Fortunately, the recent freeze was not devastating. There were localized outages, but nothing systemic. In the lead-up, many partisans were arguing over the resilience of Texas’ natural gas and intermittent renewable sources–particularly wind–to these kinds of shocks.

In the aftermath, some Republicans claimed that the lack of outages is proof that natural gas plant winterization has been sufficient and effective. Some Democrats were likewise singing wind’s praises as Texas’ wind out-performed expectations during the worst of the freeze. All of this is noise.

Frankly, we don’t know if the natural gas winterization would have enabled those plants to maintain output if Texas had been hit by a storm as severe as Uri, and no one should be in a rush to find out the hard way. Although wind energy production did exceed what was estimated by ERCOT’s Resource Power Potential models, the reality is that wind farms’ output remains vulnerable to weather shocks like Uri and this storm was nowhere near that strong.

Texas’ nuclear power generation has been overshadowed by the partisan back-and-forth focusing on gas and wind.
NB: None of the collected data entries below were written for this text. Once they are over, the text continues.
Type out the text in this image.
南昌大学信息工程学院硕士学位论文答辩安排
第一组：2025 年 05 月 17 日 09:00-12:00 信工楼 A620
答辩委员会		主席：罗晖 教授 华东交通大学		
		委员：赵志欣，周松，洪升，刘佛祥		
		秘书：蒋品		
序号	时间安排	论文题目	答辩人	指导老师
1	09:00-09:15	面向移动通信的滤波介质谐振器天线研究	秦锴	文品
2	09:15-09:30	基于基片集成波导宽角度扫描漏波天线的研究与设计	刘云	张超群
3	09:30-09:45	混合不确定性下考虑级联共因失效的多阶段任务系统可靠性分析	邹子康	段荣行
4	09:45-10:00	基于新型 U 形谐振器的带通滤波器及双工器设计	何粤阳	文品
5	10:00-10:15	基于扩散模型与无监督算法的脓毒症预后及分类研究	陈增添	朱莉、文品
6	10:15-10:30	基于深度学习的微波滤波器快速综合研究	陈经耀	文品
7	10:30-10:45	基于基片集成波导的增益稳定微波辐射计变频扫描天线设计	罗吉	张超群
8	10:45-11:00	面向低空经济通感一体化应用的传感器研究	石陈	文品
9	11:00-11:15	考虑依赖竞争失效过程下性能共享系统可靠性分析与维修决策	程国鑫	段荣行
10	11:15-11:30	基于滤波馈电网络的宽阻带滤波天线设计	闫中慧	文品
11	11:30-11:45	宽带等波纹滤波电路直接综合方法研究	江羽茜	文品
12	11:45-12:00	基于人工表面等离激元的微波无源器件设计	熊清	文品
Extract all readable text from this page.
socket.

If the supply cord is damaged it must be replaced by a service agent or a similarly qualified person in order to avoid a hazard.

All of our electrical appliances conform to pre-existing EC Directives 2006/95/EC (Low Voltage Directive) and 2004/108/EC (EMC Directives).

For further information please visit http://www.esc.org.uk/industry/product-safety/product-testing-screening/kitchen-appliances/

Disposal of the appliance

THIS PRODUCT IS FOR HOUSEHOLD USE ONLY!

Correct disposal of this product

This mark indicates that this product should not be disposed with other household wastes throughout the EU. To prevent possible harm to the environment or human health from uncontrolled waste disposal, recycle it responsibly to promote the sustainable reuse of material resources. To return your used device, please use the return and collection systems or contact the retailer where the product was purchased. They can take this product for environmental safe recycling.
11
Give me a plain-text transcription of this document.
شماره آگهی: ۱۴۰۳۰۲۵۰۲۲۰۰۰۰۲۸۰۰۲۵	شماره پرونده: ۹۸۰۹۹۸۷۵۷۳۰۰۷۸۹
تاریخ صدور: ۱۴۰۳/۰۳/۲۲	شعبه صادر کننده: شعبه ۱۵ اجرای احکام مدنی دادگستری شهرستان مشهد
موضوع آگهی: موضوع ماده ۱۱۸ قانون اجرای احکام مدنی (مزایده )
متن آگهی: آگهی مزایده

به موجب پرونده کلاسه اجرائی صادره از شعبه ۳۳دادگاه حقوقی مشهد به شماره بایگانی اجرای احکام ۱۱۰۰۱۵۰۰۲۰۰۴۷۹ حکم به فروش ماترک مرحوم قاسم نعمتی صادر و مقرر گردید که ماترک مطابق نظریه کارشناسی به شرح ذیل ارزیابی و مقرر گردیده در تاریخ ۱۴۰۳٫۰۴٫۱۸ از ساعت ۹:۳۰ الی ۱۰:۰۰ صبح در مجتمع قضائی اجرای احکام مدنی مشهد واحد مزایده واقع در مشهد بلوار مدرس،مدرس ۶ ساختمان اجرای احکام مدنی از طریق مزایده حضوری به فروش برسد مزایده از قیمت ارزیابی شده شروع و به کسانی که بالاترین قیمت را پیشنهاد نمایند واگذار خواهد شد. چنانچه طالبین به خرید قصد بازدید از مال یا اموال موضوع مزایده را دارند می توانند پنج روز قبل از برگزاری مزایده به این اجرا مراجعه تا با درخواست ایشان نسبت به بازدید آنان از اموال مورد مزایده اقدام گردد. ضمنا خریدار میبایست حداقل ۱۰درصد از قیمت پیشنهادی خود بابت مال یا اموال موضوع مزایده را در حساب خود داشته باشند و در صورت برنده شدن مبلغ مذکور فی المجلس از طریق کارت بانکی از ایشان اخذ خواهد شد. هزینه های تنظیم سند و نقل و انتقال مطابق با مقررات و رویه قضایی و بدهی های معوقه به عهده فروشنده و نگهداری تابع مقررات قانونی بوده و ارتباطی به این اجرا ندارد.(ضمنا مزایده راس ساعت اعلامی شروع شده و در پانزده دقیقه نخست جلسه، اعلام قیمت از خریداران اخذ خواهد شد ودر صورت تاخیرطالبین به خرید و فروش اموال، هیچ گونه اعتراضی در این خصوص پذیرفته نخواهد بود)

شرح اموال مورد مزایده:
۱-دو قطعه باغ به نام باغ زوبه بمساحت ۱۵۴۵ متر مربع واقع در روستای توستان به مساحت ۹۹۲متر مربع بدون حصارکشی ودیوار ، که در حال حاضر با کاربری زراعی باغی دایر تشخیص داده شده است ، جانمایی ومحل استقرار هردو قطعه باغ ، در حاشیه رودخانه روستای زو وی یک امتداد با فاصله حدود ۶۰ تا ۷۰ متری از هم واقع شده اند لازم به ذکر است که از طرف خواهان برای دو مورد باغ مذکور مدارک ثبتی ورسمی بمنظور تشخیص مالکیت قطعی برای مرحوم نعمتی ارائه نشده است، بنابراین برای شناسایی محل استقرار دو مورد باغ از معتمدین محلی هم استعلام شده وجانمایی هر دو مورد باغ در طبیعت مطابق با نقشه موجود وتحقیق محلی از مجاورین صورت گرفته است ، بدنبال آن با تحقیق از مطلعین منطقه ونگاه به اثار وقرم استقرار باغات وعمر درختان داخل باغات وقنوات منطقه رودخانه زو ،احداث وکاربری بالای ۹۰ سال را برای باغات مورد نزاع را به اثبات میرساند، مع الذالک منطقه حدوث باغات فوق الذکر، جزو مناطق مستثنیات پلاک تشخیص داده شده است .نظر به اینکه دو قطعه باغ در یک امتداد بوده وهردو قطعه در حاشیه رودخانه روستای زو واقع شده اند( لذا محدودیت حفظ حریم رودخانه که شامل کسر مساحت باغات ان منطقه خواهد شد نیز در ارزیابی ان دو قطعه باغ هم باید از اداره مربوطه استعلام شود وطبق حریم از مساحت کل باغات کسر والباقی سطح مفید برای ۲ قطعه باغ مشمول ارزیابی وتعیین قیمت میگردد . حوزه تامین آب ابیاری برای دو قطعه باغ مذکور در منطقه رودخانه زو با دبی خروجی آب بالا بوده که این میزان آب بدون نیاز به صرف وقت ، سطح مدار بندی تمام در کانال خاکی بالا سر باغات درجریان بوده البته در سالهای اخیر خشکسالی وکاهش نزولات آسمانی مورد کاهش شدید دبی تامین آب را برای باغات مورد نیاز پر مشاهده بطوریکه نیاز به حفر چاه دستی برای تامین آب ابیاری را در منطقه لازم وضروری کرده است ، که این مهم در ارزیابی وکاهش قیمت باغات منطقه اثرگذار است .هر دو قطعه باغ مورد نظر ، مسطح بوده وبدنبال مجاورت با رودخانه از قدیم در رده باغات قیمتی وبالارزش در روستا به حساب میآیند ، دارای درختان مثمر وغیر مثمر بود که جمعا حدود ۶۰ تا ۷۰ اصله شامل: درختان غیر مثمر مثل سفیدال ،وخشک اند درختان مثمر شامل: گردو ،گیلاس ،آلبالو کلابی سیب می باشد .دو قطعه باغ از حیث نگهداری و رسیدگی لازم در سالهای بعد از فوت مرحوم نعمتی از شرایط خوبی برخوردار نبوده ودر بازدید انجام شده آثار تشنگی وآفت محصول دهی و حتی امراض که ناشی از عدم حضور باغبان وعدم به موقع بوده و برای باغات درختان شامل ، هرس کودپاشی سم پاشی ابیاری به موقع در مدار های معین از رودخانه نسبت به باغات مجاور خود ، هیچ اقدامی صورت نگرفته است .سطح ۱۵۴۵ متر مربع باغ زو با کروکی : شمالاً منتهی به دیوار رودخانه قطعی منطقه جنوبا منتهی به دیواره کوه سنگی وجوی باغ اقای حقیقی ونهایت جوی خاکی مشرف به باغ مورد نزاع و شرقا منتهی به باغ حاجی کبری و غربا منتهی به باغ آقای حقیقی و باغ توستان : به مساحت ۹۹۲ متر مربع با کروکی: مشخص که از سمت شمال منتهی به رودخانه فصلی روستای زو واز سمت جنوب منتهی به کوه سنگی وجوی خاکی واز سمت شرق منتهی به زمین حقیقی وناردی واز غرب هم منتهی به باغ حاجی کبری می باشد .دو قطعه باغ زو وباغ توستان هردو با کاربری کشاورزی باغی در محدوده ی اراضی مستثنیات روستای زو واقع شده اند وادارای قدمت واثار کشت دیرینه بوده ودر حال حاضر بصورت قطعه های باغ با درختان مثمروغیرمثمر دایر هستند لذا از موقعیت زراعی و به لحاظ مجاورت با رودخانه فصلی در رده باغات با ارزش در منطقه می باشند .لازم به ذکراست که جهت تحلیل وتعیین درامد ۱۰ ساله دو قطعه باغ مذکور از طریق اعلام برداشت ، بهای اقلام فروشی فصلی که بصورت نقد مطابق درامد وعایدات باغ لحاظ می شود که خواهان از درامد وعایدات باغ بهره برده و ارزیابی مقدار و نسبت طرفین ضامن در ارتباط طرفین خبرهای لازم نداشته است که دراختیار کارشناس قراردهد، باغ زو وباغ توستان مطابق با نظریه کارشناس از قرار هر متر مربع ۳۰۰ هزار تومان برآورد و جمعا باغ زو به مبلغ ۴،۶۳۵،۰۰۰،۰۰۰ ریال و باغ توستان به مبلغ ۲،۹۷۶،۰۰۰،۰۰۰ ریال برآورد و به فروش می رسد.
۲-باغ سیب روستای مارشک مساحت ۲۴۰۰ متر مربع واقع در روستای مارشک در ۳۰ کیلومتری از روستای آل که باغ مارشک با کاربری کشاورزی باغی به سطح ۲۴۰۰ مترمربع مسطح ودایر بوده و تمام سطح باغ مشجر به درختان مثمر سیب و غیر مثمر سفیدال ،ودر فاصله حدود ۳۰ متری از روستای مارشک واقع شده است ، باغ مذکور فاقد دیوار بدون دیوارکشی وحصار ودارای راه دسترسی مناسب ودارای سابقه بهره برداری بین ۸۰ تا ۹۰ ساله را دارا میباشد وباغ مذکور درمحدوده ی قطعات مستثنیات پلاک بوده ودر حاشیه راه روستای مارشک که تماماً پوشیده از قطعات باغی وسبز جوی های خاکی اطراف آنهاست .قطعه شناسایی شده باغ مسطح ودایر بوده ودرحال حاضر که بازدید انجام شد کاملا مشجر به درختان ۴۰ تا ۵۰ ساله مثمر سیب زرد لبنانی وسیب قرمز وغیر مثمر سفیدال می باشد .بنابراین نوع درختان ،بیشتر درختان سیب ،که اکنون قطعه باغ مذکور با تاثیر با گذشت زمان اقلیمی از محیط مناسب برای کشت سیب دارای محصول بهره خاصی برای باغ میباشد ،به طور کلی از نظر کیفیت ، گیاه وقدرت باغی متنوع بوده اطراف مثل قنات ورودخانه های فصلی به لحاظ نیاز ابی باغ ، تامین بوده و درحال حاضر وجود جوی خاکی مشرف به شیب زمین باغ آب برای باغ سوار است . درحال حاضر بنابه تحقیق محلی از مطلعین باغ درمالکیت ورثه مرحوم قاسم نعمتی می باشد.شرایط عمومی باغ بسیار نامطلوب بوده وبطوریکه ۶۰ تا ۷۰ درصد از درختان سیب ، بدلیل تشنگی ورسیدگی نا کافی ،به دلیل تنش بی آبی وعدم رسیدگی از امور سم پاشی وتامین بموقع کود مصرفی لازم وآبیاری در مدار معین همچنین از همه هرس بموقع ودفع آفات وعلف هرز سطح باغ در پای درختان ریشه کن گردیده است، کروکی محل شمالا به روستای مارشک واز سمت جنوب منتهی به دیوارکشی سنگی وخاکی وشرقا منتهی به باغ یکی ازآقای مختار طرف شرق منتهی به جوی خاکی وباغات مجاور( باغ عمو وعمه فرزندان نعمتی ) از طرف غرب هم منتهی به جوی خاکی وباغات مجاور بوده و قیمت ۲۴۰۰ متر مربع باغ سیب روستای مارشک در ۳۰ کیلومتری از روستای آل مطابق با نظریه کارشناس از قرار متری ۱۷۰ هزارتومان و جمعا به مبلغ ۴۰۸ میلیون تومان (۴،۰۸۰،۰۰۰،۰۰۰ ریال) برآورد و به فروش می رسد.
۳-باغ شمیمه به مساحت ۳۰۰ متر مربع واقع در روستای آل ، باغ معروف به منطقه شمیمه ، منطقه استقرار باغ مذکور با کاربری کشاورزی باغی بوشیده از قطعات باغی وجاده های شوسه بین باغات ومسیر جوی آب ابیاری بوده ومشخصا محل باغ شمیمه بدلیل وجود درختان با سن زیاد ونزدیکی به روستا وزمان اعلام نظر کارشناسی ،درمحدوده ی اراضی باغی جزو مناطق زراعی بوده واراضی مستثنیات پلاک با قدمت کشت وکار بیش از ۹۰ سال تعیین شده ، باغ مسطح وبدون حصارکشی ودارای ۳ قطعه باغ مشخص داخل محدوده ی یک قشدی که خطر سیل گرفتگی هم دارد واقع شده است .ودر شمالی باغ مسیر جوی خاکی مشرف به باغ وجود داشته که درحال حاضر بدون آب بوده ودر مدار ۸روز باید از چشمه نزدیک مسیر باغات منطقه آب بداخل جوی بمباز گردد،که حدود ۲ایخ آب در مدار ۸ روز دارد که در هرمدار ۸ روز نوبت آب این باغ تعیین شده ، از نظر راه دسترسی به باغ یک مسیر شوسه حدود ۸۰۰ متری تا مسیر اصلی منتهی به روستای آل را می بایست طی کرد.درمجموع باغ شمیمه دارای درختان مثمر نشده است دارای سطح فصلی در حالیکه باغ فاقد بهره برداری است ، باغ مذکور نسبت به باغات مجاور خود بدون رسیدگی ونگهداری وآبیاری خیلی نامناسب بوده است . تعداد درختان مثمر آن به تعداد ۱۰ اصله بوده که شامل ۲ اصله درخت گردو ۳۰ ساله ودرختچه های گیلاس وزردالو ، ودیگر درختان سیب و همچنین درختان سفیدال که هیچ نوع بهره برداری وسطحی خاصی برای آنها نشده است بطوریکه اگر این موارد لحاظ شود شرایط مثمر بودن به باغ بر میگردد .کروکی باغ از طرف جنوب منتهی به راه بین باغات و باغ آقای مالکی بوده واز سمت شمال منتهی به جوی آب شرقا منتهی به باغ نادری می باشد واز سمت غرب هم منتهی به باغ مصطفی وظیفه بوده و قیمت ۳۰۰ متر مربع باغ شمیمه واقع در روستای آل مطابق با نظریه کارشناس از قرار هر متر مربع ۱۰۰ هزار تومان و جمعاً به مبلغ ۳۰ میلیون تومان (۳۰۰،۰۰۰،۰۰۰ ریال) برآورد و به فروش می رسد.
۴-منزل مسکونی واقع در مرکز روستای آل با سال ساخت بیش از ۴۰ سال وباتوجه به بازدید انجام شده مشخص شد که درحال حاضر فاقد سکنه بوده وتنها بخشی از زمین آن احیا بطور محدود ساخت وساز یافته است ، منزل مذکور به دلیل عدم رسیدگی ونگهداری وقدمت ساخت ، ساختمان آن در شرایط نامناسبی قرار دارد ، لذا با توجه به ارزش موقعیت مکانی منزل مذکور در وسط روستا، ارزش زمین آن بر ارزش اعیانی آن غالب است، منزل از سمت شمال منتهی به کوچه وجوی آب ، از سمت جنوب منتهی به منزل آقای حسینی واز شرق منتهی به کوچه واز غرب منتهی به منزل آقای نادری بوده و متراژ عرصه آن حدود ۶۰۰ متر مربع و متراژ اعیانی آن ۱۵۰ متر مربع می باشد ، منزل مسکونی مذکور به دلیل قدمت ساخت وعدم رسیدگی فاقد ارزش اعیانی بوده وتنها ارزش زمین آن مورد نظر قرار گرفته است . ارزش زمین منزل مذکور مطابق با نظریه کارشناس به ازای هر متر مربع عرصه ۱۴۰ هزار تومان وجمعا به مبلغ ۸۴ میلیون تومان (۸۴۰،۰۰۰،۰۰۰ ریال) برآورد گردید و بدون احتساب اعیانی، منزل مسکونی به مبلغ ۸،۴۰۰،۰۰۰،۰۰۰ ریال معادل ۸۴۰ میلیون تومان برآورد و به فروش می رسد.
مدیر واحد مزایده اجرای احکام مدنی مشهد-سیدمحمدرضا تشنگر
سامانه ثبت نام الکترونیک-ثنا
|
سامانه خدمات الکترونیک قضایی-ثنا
It's worth noting that 11 percent of Texas’ energy comes from two nuclear energy plants: South Texas Project and Comanche Peak.

During winter storm Uri, both nuclear plants were at full output, except for 64 hours when South Texas Project’s reactor 1 went offline due to an issue with its feedwater system. At their lowest output during the storm, Texas nuclear plants produced 80 percent of normal output. Both remained online and at full output during this recent storm. While the only way to know how Texas's nuclear plants would do in another storm like Uri is to experience it, the issue with the feedwater system was an isolated event. One of nuclear energy's greatest strengths is that its plants are designed and required to be resilient to all sorts of shocks.

Texans should not need to rush to the grocery store in a panic whenever the temperature may drop below freezing. Nuclear energy can provide the safe, reliable, affordable, and low-carbon energy that Texans want.  Texas policymakers who are worried about the grid's fragility should look to expand Texas’ nuclear capacity and ensure the regulatory environment enables them to fairly compete.